The class was to be called “Lying For a Living” and was to be conducted in Los Angeles by the late and great Marlon Brando. The name of the class echoed what Brando had referred to his profession in an interview years earlier. Auditions for the classes, which were free, and which would feature guest instructors, big names from the film world, had been announced in a small item in the New York Daily News that same morning. They were being held at an off-off Broadway theater in lower Manhattan. I was visiting friends in Brooklyn, so it was only a 30 minute subway ride into the city.
It was a cold and wet day, the kind of cold and damp that penetrates to the bone. When I arrived the line went nearly around the block, with all sizes and shapes of future thespian hopefuls talking acting techniques and practicing soliloquies. It was interesting watching them all, since I had no experience at all in any kind of performance, except for a chorale gig as a small kid in school, where I soloed on “Edelweis” in front of a hall full of patient parents. As I stood quietly, I began to lose patience, and body heat. I Was not alone and after a while the recitations stopped and the slightly annoyed tones of voice began to get more annoyed. The doors were supposed to open at 11AM but it was nearing noon when the first applicants were allowed in.

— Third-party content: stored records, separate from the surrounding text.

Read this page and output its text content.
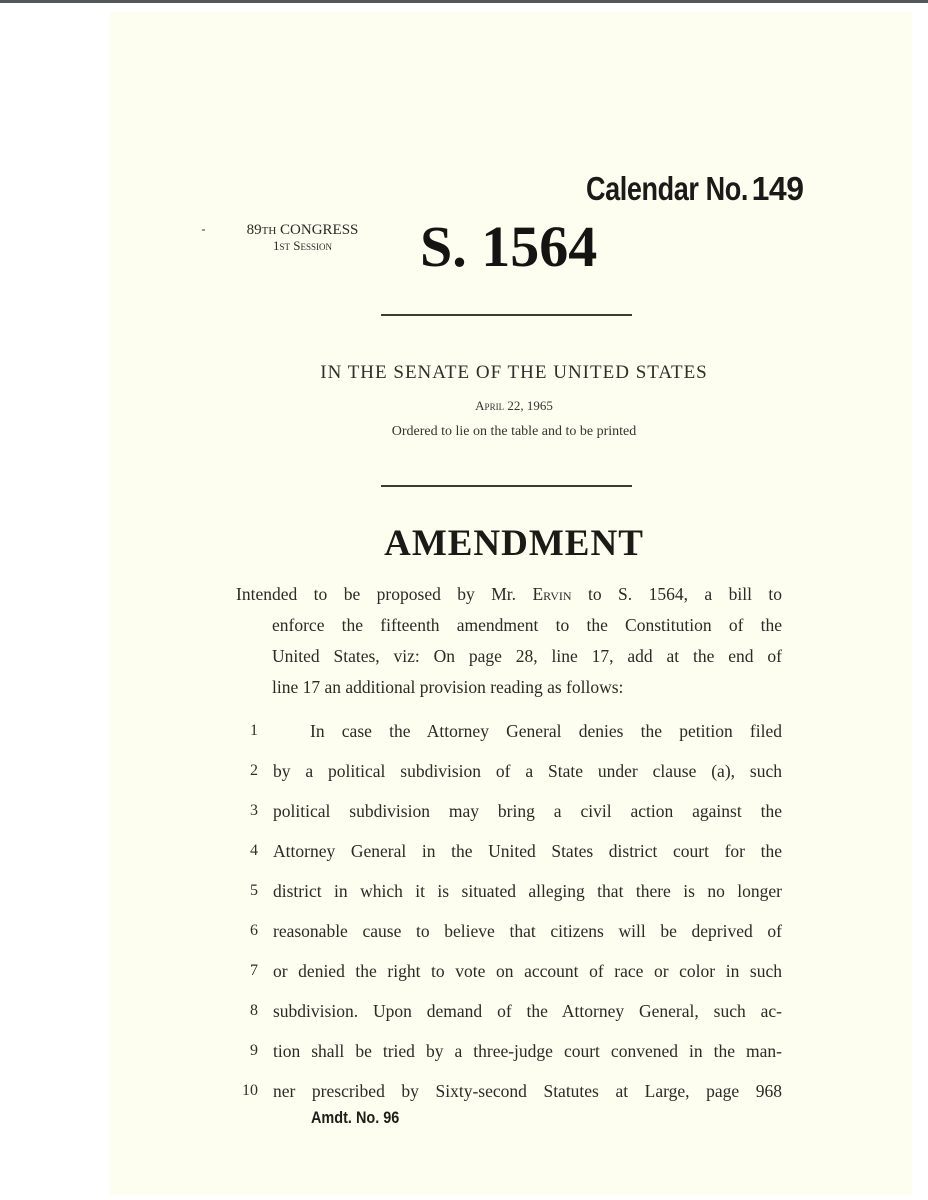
Calendar No.149
89th CONGRESS
1st Session	S. 1564
IN THE SENATE OF THE UNITED STATES
April 22, 1965
Ordered to lie on the table and to be printed
AMENDMENT
Intended to be proposed by Mr. Ervin to S. 1564, a bill to
enforce the fifteenth amendment to the Constitution of the
United States, viz: On page 28, line 17, add at the end of
line 17 an additional provision reading as follows:
1	In case the Attorney General denies the petition filed
2 by a political subdivision of a State under clause (a), such
3 political subdivision may bring a civil action against the
4 Attorney General in the United States district court for the
5 district in which it is situated alleging that there is no longer
6 reasonable cause to believe that citizens will be deprived of
7 or denied the right to vote on account of race or color in such
8 subdivision. Upon demand of the Attorney General, such ac-
9 tion shall be tried by a three-judge court convened in the man-
10 ner prescribed by Sixty-second Statutes at Large, page 968
Amdt. No. 96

Once inside, we were obliged to fill out several pages of short autobiographical info, given a number and made to wait. As we were only allowed in three at a time, and were kept inside of a lobby, it was a mystery as to what was going on beyond the door that, one at a time, we were herded like lambs to an uncertain future.
I entered the door. Bright lights glared, and the unmistakable sounds of an audience were present through the lights and the nerves. I was also aware that a video camera was mounted on a tripod and pointed in my general direction, and that there was a man behind it. The more interesting man, though, was sitting in a cheap lawn chair, decked out with full beard and turban and looking for all the world like Osama Bin Laden, complete with a small American flag poking out of his turban. Two months post-9/11, I should have been offended but due to nerves was more confused than angry. I stared at him.

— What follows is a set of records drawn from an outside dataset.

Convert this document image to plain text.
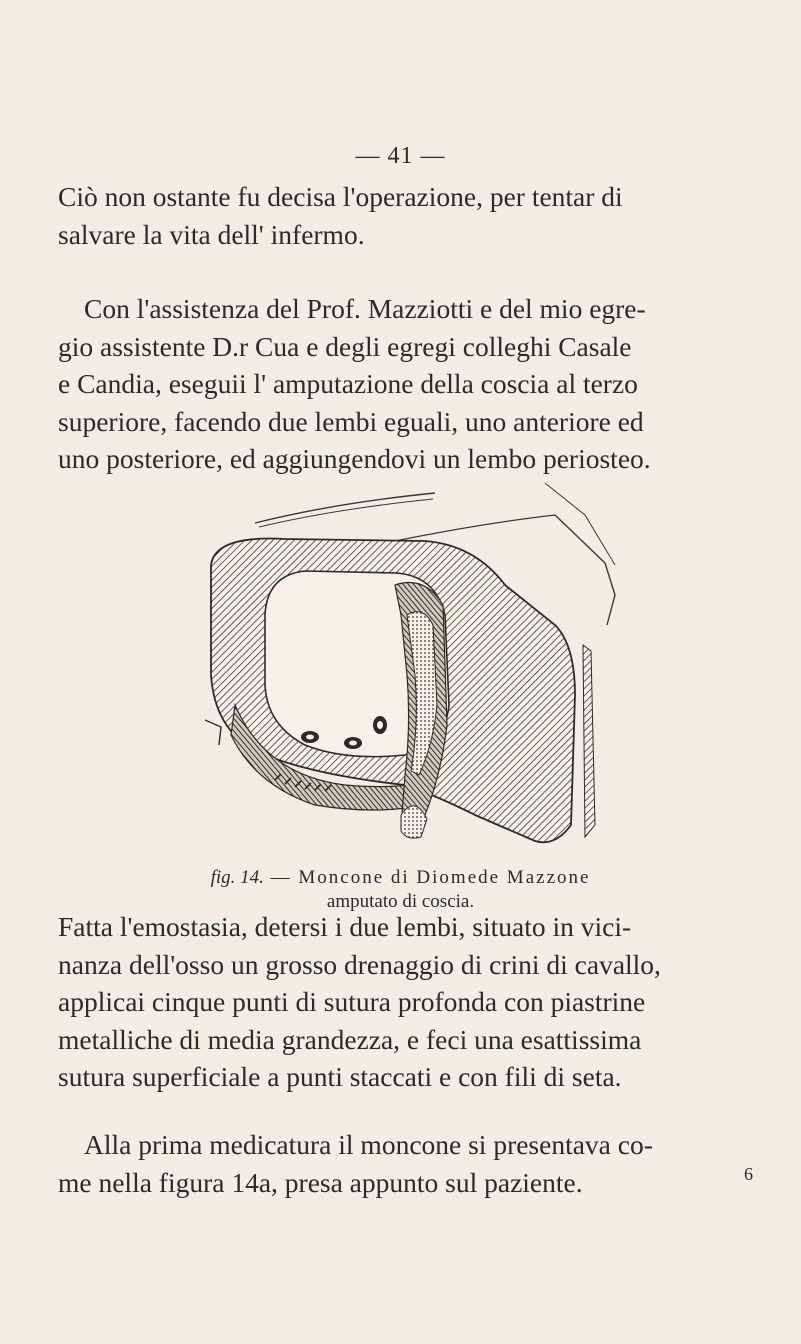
— 41 —

Ciò non ostante fu decisa l'operazione, per tentar di
salvare la vita dell' infermo.

Con l'assistenza del Prof. Mazziotti e del mio egre-
gio assistente D.r Cua e degli egregi colleghi Casale
e Candia, eseguii l' amputazione della coscia al terzo
superiore, facendo due lembi eguali, uno anteriore ed
uno posteriore, ed aggiungendovi un lembo periosteo.

fig. 14. — Moncone di Diomede Mazzone
amputato di coscia.

Fatta l'emostasia, detersi i due lembi, situato in vici-
nanza dell'osso un grosso drenaggio di crini di cavallo,
applicai cinque punti di sutura profonda con piastrine
metalliche di media grandezza, e feci una esattissima
sutura superficiale a punti staccati e con fili di seta.

Alla prima medicatura il moncone si presentava co-
me nella figura 14a, presa appunto sul paziente.	6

“What are you looking at?” he asked, in a British accent. I stammered some kind of dumb remark, which he ignored. He shook my hand, introduced himself to me as Tony Kaye, (director of the classic film American History X) and we were off. He asked me what special talents I possessed. I told him I played guitar, and within seconds a cheap Yamaha acoustic guitar was in my hands. Kaye told me that he wanted me to play a song. I thought, “This is gonna be easy,” since I am proficient on the guitar, until he said, and the lyrics to the song are, “Marlon Brando ate my car.” Those were the only words. My frozen hands weren’t as limber as they usually are but I began to fingerpick a folksy sounding pattern, and started singing the one line that he had provided me, changing the melody for each line, until he finally told me to stop. From the darkness there was a loud burst of applause from about 30 people who were sitting watching, unseen. Thirty seconds later I was out the door and back out on the street, shellshocked.
In the end, Brando didn’t use anyone from the auditions for his classes. He picked random passerby off the streets and that was that. Kaye’s video of the auditions and the classes is tied up in legal wrangling and might never see the light of day.
Weirdest day of my life, and one of the most fun.